July 28: Starr grants Lewinsky immunity from prosecution if she will testify truthfully to the grand jury.
Aug. 3: Clinton gives a DNA sample to Starr’s investigators that is later found to match a stain on one of Lewinsky’s dresses.
Aug. 6: Lewinsky testifies to the grand jury.
Aug. 17: Clinton, after questioning by the grand jury, acknowledges in a televised speech that he had “inappropriate intimate contact” with Lewinsky but stands by his contention that he did not lie in his deposition in the Jones lawsuit.

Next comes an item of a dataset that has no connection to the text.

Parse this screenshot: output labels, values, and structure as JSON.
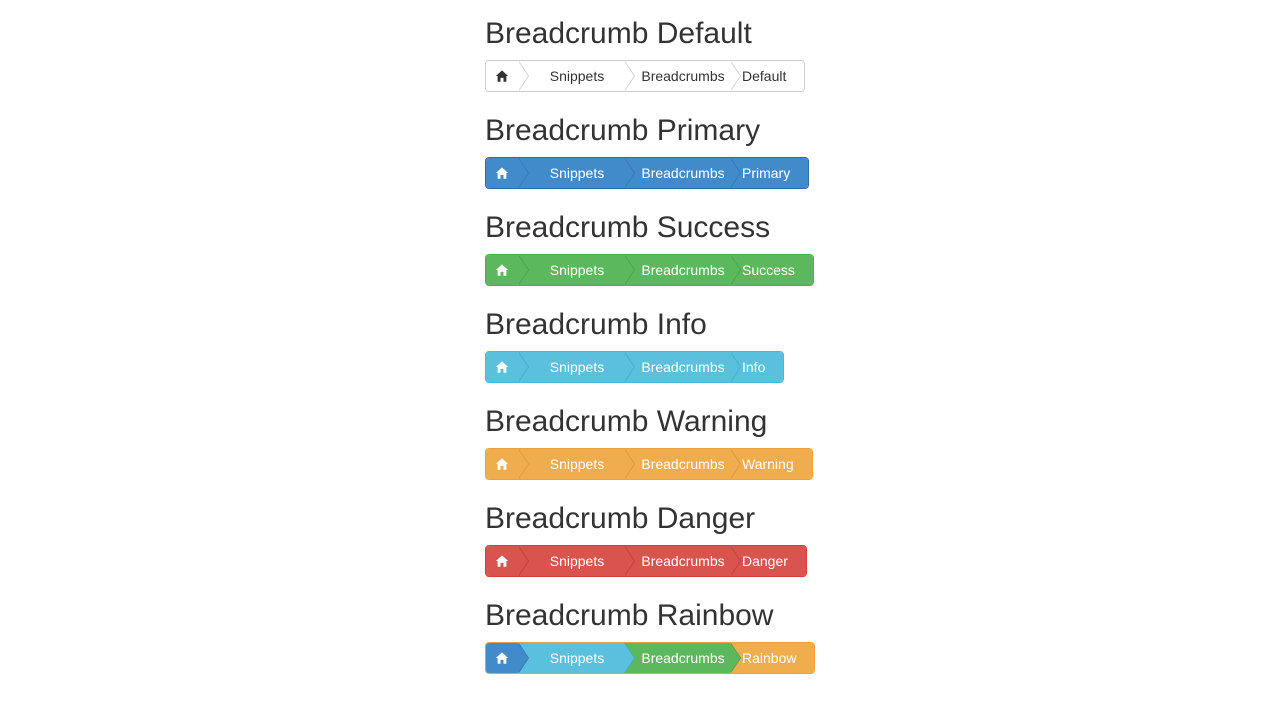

Sept. 9: Starr delivers to the House Judiciary Committee 36 boxes of evidence supporting a report in which he lays out 11 possible grounds for impeachment.
Sept. 11: Congress releases the Starr report.
Oct. 8: House votes 258-176 to authorize Judiciary Committee to conduct a broad impeachment inquiry.
Nov. 3: Democrats gain five House seats in congressional elections, and exit polls show nearly two-thirds of voters don’t want Clinton impeached.
Nov. 13: Clinton, without apologizing or admitting guilt, agrees to pay Jones $850,000 to forgo appealing her sexual harassment lawsuit.
Dec. 11-12: House Judiciary Committee approves four articles of impeachment.
Dec. 19: The full House approves two of the articles of impeachment, charging Clinton with lying in his grand jury testimony and obstructing justice by covering up his affair with Lewinsky.
Jan. 7: Impeachment trial opens in the Senate as senators are sworn in as jurors.
Jan. 14: House Republicans, acting as Clinton’s prosecutors, present evidence to Senate.